Experts from the American Psychiatric Association, are now accommodated in the revision of its guidelines on the latest findings about the significant effect of talk therapy for the management of the debilitating symptoms of panic in general disorder.
Barbara Milrod, associate attending physician at New York-Presbyterian Hospital – Weill Cornell Medical Center and associate professor of psychiatry at Weill Cornell Medical College in New York City, presented the successful 12-week course study, published in the American Journal of psychiatry.
With psychodynamic psychotherapy twice weekly therapy sessions are focused on the symptoms of panic disorder, intense anxiety, chest pain, palpitations and shortness of breath. The talk therapy also garners insight into the various unconscious factors that the reason why the state can be developed in the first place. The focus on these unconscious factors is the basic foundation of psychoanalysis.

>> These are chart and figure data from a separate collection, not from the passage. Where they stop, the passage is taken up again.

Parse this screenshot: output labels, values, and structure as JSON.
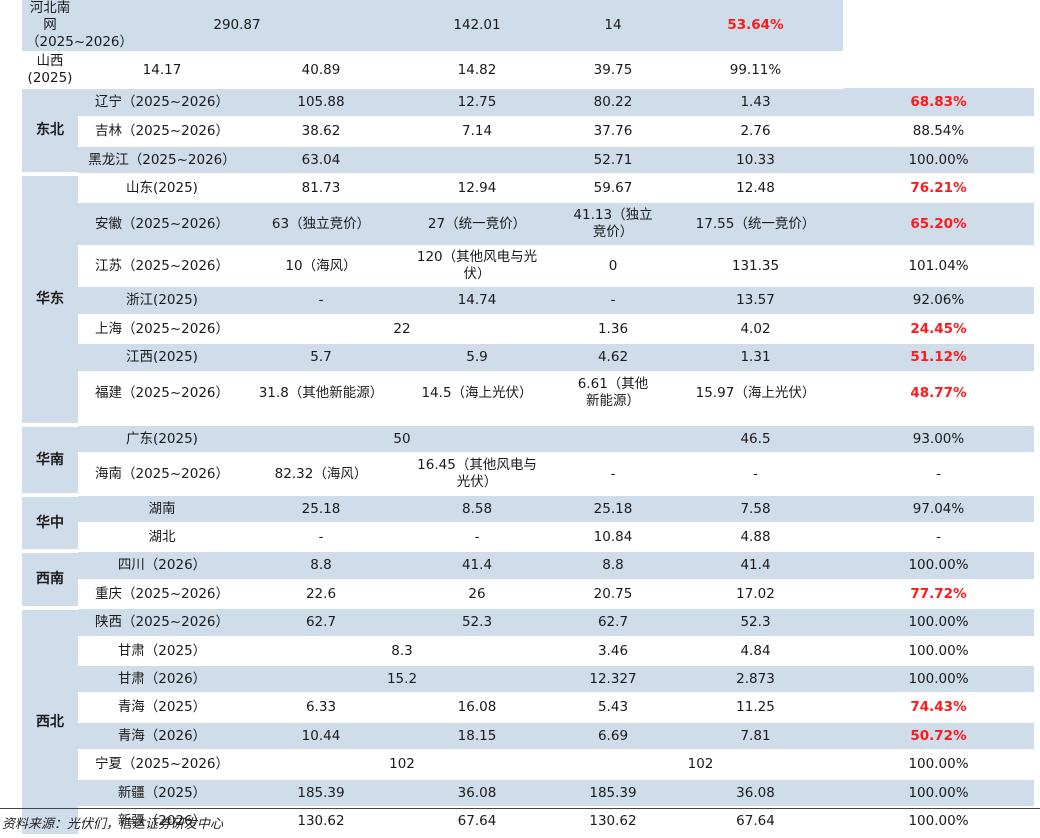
{
  "rows": [
    {
      "region": null,
      "province": "河北南网\n（2025~2026）",
      "cells": [
        [
          "290.87",
          2
        ],
        [
          "142.01",
          1
        ],
        [
          "14",
          1
        ]
      ],
      "ratio": "53.64%",
      "red": true,
      "shade": true,
      "h": 40
    },
    {
      "region": null,
      "province": "山西(2025)",
      "cells": [
        [
          "14.17",
          1
        ],
        [
          "40.89",
          1
        ],
        [
          "14.82",
          1
        ],
        [
          "39.75",
          1
        ]
      ],
      "ratio": "99.11%",
      "red": false,
      "shade": false,
      "h": 28
    },
    {
      "region": {
        "label": "东北",
        "rowspan": 3
      },
      "province": "辽宁（2025~2026）",
      "cells": [
        [
          "105.88",
          1
        ],
        [
          "12.75",
          1
        ],
        [
          "80.22",
          1
        ],
        [
          "1.43",
          1
        ]
      ],
      "ratio": "68.83%",
      "red": true,
      "shade": true,
      "h": 29
    },
    {
      "region": null,
      "province": "吉林（2025~2026）",
      "cells": [
        [
          "38.62",
          1
        ],
        [
          "7.14",
          1
        ],
        [
          "37.76",
          1
        ],
        [
          "2.76",
          1
        ]
      ],
      "ratio": "88.54%",
      "red": false,
      "shade": false,
      "h": 29
    },
    {
      "region": null,
      "province": "黑龙江（2025~2026）",
      "cells": [
        [
          "63.04",
          1
        ],
        [
          "",
          1
        ],
        [
          "52.71",
          1
        ],
        [
          "10.33",
          1
        ]
      ],
      "ratio": "100.00%",
      "red": false,
      "shade": true,
      "h": 28
    },
    {
      "region": {
        "label": "华东",
        "rowspan": 8
      },
      "province": "山东(2025)",
      "cells": [
        [
          "81.73",
          1
        ],
        [
          "12.94",
          1
        ],
        [
          "59.67",
          1
        ],
        [
          "12.48",
          1
        ]
      ],
      "ratio": "76.21%",
      "red": true,
      "shade": false,
      "h": 28
    },
    {
      "region": null,
      "province": "安徽（2025~2026）",
      "cells": [
        [
          "63（独立竞价）",
          1
        ],
        [
          "27（统一竞价）",
          1
        ],
        [
          "41.13（独立\n竞价）",
          1
        ],
        [
          "17.55（统一竞价）",
          1
        ]
      ],
      "ratio": "65.20%",
      "red": true,
      "shade": true,
      "h": 44
    },
    {
      "region": null,
      "province": "江苏（2025~2026）",
      "cells": [
        [
          "10（海风）",
          1
        ],
        [
          "120（其他风电与光\n伏）",
          1
        ],
        [
          "0",
          1
        ],
        [
          "131.35",
          1
        ]
      ],
      "ratio": "101.04%",
      "red": false,
      "shade": false,
      "h": 40
    },
    {
      "region": null,
      "province": "浙江(2025)",
      "cells": [
        [
          "-",
          1
        ],
        [
          "14.74",
          1
        ],
        [
          "-",
          1
        ],
        [
          "13.57",
          1
        ]
      ],
      "ratio": "92.06%",
      "red": false,
      "shade": true,
      "h": 29
    },
    {
      "region": null,
      "province": "上海（2025~2026）",
      "cells": [
        [
          "22",
          2
        ],
        [
          "1.36",
          1
        ],
        [
          "4.02",
          1
        ]
      ],
      "ratio": "24.45%",
      "red": true,
      "shade": false,
      "h": 28
    },
    {
      "region": null,
      "province": "江西(2025)",
      "cells": [
        [
          "5.7",
          1
        ],
        [
          "5.9",
          1
        ],
        [
          "4.62",
          1
        ],
        [
          "1.31",
          1
        ]
      ],
      "ratio": "51.12%",
      "red": true,
      "shade": true,
      "h": 29
    },
    {
      "region": null,
      "province": "福建（2025~2026）",
      "cells": [
        [
          "31.8（其他新能源）",
          1
        ],
        [
          "14.5（海上光伏）",
          1
        ],
        [
          "6.61（其他\n新能源）",
          1
        ],
        [
          "15.97（海上光伏）",
          1
        ]
      ],
      "ratio": "48.77%",
      "red": true,
      "shade": false,
      "h": 42
    },
    {
      "region": null,
      "province": "",
      "cells": [
        [
          "",
          1
        ],
        [
          "",
          1
        ],
        [
          "",
          1
        ],
        [
          "",
          1
        ]
      ],
      "ratio": "",
      "red": false,
      "shade": false,
      "h": 11
    },
    {
      "region": {
        "label": "华南",
        "rowspan": 2
      },
      "province": "广东(2025)",
      "cells": [
        [
          "50",
          2
        ],
        [
          "",
          1
        ],
        [
          "46.5",
          1
        ]
      ],
      "ratio": "93.00%",
      "red": false,
      "shade": true,
      "h": 28
    },
    {
      "region": null,
      "province": "海南（2025~2026）",
      "cells": [
        [
          "82.32（海风）",
          1
        ],
        [
          "16.45（其他风电与\n光伏）",
          1
        ],
        [
          "-",
          1
        ],
        [
          "-",
          1
        ]
      ],
      "ratio": "-",
      "red": false,
      "shade": false,
      "h": 42
    },
    {
      "region": {
        "label": "华中",
        "rowspan": 2
      },
      "province": "湖南",
      "cells": [
        [
          "25.18",
          1
        ],
        [
          "8.58",
          1
        ],
        [
          "25.18",
          1
        ],
        [
          "7.58",
          1
        ]
      ],
      "ratio": "97.04%",
      "red": false,
      "shade": true,
      "h": 28
    },
    {
      "region": null,
      "province": "湖北",
      "cells": [
        [
          "-",
          1
        ],
        [
          "-",
          1
        ],
        [
          "10.84",
          1
        ],
        [
          "4.88",
          1
        ]
      ],
      "ratio": "-",
      "red": false,
      "shade": false,
      "h": 28
    },
    {
      "region": {
        "label": "西南",
        "rowspan": 2
      },
      "province": "四川（2026）",
      "cells": [
        [
          "8.8",
          1
        ],
        [
          "41.4",
          1
        ],
        [
          "8.8",
          1
        ],
        [
          "41.4",
          1
        ]
      ],
      "ratio": "100.00%",
      "red": false,
      "shade": true,
      "h": 29
    },
    {
      "region": null,
      "province": "重庆（2025~2026）",
      "cells": [
        [
          "22.6",
          1
        ],
        [
          "26",
          1
        ],
        [
          "20.75",
          1
        ],
        [
          "17.02",
          1
        ]
      ],
      "ratio": "77.72%",
      "red": true,
      "shade": false,
      "h": 28
    },
    {
      "region": {
        "label": "西北",
        "rowspan": 8
      },
      "province": "陕西（2025~2026）",
      "cells": [
        [
          "62.7",
          1
        ],
        [
          "52.3",
          1
        ],
        [
          "62.7",
          1
        ],
        [
          "52.3",
          1
        ]
      ],
      "ratio": "100.00%",
      "red": false,
      "shade": true,
      "h": 29
    },
    {
      "region": null,
      "province": "甘肃（2025）",
      "cells": [
        [
          "8.3",
          2
        ],
        [
          "3.46",
          1
        ],
        [
          "4.84",
          1
        ]
      ],
      "ratio": "100.00%",
      "red": false,
      "shade": false,
      "h": 28
    },
    {
      "region": null,
      "province": "甘肃（2026）",
      "cells": [
        [
          "15.2",
          2
        ],
        [
          "12.327",
          1
        ],
        [
          "2.873",
          1
        ]
      ],
      "ratio": "100.00%",
      "red": false,
      "shade": true,
      "h": 28
    },
    {
      "region": null,
      "province": "青海（2025）",
      "cells": [
        [
          "6.33",
          1
        ],
        [
          "16.08",
          1
        ],
        [
          "5.43",
          1
        ],
        [
          "11.25",
          1
        ]
      ],
      "ratio": "74.43%",
      "red": true,
      "shade": false,
      "h": 29
    },
    {
      "region": null,
      "province": "青海（2026）",
      "cells": [
        [
          "10.44",
          1
        ],
        [
          "18.15",
          1
        ],
        [
          "6.69",
          1
        ],
        [
          "7.81",
          1
        ]
      ],
      "ratio": "50.72%",
      "red": true,
      "shade": true,
      "h": 28
    },
    {
      "region": null,
      "province": "宁夏（2025~2026）",
      "cells": [
        [
          "102",
          2
        ],
        [
          "102",
          2
        ]
      ],
      "ratio": "100.00%",
      "red": false,
      "shade": false,
      "h": 29
    },
    {
      "region": null,
      "province": "新疆（2025）",
      "cells": [
        [
          "185.39",
          1
        ],
        [
          "36.08",
          1
        ],
        [
          "185.39",
          1
        ],
        [
          "36.08",
          1
        ]
      ],
      "ratio": "100.00%",
      "red": false,
      "shade": true,
      "h": 28
    },
    {
      "region": null,
      "province": "新疆（2026）",
      "cells": [
        [
          "130.62",
          1
        ],
        [
          "67.64",
          1
        ],
        [
          "130.62",
          1
        ],
        [
          "67.64",
          1
        ]
      ],
      "ratio": "100.00%",
      "red": false,
      "shade": false,
      "h": 29
    }
  ],
  "source": "资料来源：光伏们，信达证券研发中心",
  "colors": {
    "shade": "#cfdce9",
    "highlight": "#ff1a1a"
  }
}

Panic disorder is a serious disease that is usually in early adulthood without a clear cause. It is a type of anxiety disorder by unexpected and repeated episodes of intense fear with physical symptoms, chest pain, heart palpitations, shortness of breath, dizziness or stomach pain stress can be characterized. The condition is usually about important events in life that are potentially harmful as a college graduation, wedding, pregnancy, birth, class reunions, and leisure are combined. There is also some evidence of genetic predisposition, that is, if someone in your family has suffered panic disorder, it is likely that you can go through the same experience under stressful circumstances be viewed.
The new study involved 49 people with panic disorder. Using a standard scale for measuring and assessing panic symptoms, showed about 70%, significantly less anxiety and other anxiety symptoms, while only 39% of those shown to be involved, an increase in their symptoms.
The successful study paves the way for a much larger scale experiment to compare the effects of psychodynamic psychotherapy, cognitive behavioral therapy (CBT) in people with panic disorder.
While psychodynamic psychotherapy aims to help people understand the underlying emotional meaning of their panic as they will minimize the symptoms of a time-limited CBT approach in order to change negative thinking and behavior.
According to Chicago-based psychoanalyst Dr. Mark Little, who is also the director of the Neuro-Psychoanalysis Foundation psychodynamic psychotherapy, a step toward the truly intense and debilitating symptoms of panic disorder is diffuse. “You need that (psychodynamic psychotherapy) in order for someone to work or working on deeper issues that have contributed to the symptoms in the first place to” adds Small.
Panic disorder can be treated. If one treatment does not work, there are other effective options are available. The research is yielding new, improved therapies that can help most people with the condition can lead to productive and fulfilling lives. Apart from therapy, medication such as selective serotonin reuptake inhibitors are also prescribed and used as a therapeutic supplement.